Die Mittdreißigerin, das erfahren wir ab heute auf Amazon Prime Video zwischen dem Gekicher der Kerle ringsum, ist nicht nur desperate, sondern auch pleite, weshalb alles, wirklich alles rasch ganz anders kommt als die drolligen Sitcom-Sequenzen regelmäßig andeuten. Worin genau die Umschwünge im Leben dieser Desperate Housewife mit Nebenjob im Schnapsladen und veritablem Alkoholproblem bestehen, würde zu weit spoilern. Nur so viel: Rachegelüste spielen eine Rolle, Jugendlieben, vor allem aber Wein und Opioide, ein vornehmlich republikanisch gemixter Drogencocktail, der ganze US-Landstriche wie Allisons abgewirtschaftetes Ostküstennest Worcester/Vermont zu entvölkern droht.

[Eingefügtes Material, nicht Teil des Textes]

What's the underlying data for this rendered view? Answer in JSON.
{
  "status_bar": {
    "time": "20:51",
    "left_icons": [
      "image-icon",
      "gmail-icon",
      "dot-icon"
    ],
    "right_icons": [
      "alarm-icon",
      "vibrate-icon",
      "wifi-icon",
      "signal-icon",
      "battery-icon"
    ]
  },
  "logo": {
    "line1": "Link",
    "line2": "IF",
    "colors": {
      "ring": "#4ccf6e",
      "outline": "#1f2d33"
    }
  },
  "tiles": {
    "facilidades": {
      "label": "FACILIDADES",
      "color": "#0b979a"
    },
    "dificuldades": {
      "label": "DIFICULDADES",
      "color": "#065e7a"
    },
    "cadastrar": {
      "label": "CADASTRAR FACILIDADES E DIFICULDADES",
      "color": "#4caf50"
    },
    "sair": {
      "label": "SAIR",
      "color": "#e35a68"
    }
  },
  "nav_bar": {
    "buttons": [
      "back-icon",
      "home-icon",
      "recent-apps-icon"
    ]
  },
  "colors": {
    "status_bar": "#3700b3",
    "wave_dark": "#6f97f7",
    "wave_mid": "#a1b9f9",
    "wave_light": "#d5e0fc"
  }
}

Alles ganz schön real hier, alles ganz schön bitter, alles also gar nicht so wahnsinnig witzig – hätte Showrunnerin Valerie Armstrong nicht den sensationellen Twist ersonnen, ihr Familiendrama so ausdauernd mit einer Familiencomedy (und umgekehrt) zu konterkarieren, dass beides gleichermaßen tragikomisch wird und dabei etwas Besonderes schafft: Durch Sitcom Relevanz zu erzeugen. Anders als das Serientitel-Vorbild Kevin James, der zunächst in "King of Queens" später dann als "Kevin Can Wait" Alter Egos von liebenswerter Rückständigkeit verkörpern durfte, liefert uns dieser Kevin ein Paradebeispiel toxischer Männlichkeit, das nahezu jede Form weiblicher Gegenwehr rechtfertigt.

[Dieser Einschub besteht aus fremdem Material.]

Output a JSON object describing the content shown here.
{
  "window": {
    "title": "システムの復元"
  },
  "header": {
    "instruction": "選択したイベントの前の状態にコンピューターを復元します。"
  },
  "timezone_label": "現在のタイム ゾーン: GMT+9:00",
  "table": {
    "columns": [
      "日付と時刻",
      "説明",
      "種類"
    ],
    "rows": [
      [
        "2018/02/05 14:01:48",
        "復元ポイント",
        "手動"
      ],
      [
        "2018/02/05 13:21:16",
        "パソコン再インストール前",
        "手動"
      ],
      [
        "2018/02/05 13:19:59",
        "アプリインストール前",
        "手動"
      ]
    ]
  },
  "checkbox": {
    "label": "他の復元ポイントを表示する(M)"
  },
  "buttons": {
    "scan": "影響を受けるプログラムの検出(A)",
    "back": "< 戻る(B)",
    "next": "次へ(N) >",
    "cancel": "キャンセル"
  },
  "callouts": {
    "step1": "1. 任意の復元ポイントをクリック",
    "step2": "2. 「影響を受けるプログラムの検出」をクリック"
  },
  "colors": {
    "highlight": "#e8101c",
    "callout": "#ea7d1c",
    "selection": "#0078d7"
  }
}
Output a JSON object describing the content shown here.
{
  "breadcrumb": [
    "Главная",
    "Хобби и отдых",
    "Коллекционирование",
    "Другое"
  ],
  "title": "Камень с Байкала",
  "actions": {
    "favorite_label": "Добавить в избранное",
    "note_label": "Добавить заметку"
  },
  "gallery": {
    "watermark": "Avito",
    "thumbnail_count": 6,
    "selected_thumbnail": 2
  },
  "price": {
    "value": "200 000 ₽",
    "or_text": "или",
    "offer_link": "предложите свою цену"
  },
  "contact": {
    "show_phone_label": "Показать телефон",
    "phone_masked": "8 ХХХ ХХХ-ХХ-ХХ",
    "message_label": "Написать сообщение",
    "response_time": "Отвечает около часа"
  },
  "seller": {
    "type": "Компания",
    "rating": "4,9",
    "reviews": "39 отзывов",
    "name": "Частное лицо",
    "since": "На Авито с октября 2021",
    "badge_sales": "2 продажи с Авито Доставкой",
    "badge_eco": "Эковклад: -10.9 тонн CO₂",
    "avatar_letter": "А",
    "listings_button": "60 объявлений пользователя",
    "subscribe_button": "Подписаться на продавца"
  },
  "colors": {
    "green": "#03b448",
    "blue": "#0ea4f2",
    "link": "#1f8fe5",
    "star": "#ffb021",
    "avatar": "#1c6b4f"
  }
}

Wenn Allison einmal wie so oft von einer schneeweißen Küche im Landhausstil tagträumt, wo sie ihrem wohlgeformten, gutgekleideten, irgendwie entzückenden Ehemann fröhlich Bier eingießt, zerdeppert ihr Fünfzigerjahre-Double zurück im Grau(en) der Wirklichkeit das Glas und rammt es in Kevins Hals. Auch das entpuppt sich natürlich als Tagtraum, der aber nicht nur Allison und Patty ein Lächeln aufs Gesicht zaubert, sondern auch dem Publikum. Denn solche Kevins, die gibt es ja wirklich. Nur sind sie in aller Regel nicht lustig, sondern wählen Donald Trump, fahren 400-PS-Pickups, kübeln das Internet mit Hassbotschaften voll und wähnen sich als Krone einer Schöpfung, die sie bedenkenlos an die Wand fahren.

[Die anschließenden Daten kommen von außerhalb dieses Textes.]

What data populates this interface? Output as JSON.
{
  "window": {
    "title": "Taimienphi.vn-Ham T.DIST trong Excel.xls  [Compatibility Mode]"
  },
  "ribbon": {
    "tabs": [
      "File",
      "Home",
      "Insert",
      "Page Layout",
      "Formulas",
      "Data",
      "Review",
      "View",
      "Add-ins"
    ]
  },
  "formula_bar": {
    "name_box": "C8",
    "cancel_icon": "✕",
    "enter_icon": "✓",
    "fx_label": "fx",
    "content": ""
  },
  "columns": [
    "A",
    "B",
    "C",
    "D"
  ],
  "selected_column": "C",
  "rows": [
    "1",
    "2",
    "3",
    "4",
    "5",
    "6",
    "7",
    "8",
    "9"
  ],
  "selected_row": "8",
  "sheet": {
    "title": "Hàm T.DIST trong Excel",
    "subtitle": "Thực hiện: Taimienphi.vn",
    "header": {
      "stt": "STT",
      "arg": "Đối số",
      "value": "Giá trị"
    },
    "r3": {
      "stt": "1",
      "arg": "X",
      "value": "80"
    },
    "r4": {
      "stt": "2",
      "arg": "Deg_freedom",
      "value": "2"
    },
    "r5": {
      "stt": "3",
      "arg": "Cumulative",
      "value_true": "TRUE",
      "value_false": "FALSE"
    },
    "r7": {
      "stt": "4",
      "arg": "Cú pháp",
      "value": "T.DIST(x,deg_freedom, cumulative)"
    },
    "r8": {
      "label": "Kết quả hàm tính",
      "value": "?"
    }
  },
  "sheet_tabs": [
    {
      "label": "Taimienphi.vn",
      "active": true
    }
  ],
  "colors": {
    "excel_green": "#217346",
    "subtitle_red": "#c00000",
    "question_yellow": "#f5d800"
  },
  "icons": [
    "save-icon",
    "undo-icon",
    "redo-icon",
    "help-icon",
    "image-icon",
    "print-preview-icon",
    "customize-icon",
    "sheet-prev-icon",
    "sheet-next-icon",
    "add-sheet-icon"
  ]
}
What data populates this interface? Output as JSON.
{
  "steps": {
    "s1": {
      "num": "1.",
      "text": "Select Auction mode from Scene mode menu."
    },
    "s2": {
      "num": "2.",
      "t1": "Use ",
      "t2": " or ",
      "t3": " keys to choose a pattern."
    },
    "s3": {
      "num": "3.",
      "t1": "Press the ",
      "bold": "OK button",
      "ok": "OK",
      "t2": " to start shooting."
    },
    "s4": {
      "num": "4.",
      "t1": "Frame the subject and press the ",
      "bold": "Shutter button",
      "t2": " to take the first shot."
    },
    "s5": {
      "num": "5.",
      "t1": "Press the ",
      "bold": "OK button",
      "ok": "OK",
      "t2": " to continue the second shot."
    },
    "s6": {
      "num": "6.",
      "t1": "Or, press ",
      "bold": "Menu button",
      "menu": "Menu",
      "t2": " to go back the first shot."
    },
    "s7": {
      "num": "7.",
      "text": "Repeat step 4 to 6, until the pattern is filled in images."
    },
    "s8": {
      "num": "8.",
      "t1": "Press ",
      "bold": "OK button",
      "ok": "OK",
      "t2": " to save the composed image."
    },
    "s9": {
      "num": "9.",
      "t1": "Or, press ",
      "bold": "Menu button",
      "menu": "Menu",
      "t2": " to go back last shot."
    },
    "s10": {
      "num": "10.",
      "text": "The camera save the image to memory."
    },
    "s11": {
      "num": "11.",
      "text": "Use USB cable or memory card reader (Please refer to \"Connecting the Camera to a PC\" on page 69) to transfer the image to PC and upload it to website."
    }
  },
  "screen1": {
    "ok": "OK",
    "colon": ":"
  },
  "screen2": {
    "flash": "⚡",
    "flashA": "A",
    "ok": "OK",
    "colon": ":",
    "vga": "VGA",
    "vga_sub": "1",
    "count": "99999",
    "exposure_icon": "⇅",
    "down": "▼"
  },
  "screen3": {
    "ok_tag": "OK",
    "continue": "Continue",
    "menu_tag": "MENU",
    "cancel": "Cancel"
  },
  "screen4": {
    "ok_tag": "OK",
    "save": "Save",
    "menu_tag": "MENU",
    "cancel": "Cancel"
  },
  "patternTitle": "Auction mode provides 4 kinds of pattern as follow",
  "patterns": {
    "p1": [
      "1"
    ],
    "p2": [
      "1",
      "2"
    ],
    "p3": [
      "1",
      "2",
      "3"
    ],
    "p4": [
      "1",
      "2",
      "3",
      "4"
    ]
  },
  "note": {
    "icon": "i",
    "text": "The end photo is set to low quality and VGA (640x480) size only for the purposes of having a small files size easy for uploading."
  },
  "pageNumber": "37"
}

"Kevin Can F**k Himself" ist demnach nicht nur ein furioser Selbstbefreiungstrip für die weibliche Hauptfigur. Auch uns, den Zuschauerinnen (und womöglich sogar ein paar Zuschauern), eröffnet sich dabei die Möglichkeit, aus der Distanz harmlose Vergeltung an einer Sorte Mann zu üben, die leider nicht nur am Bildschirm existiert. Vor allem aber ist der Achtteiler durch seine Dichotomie mit das Überraschendste, was die Flut an Serien seit geraumer Zeit aufs Zentralmassiv unserer eigenen Wohnzimmer spült.

Alle 8 Folgen sind ab sofort bei Prime Video zum Streamen verfügbar.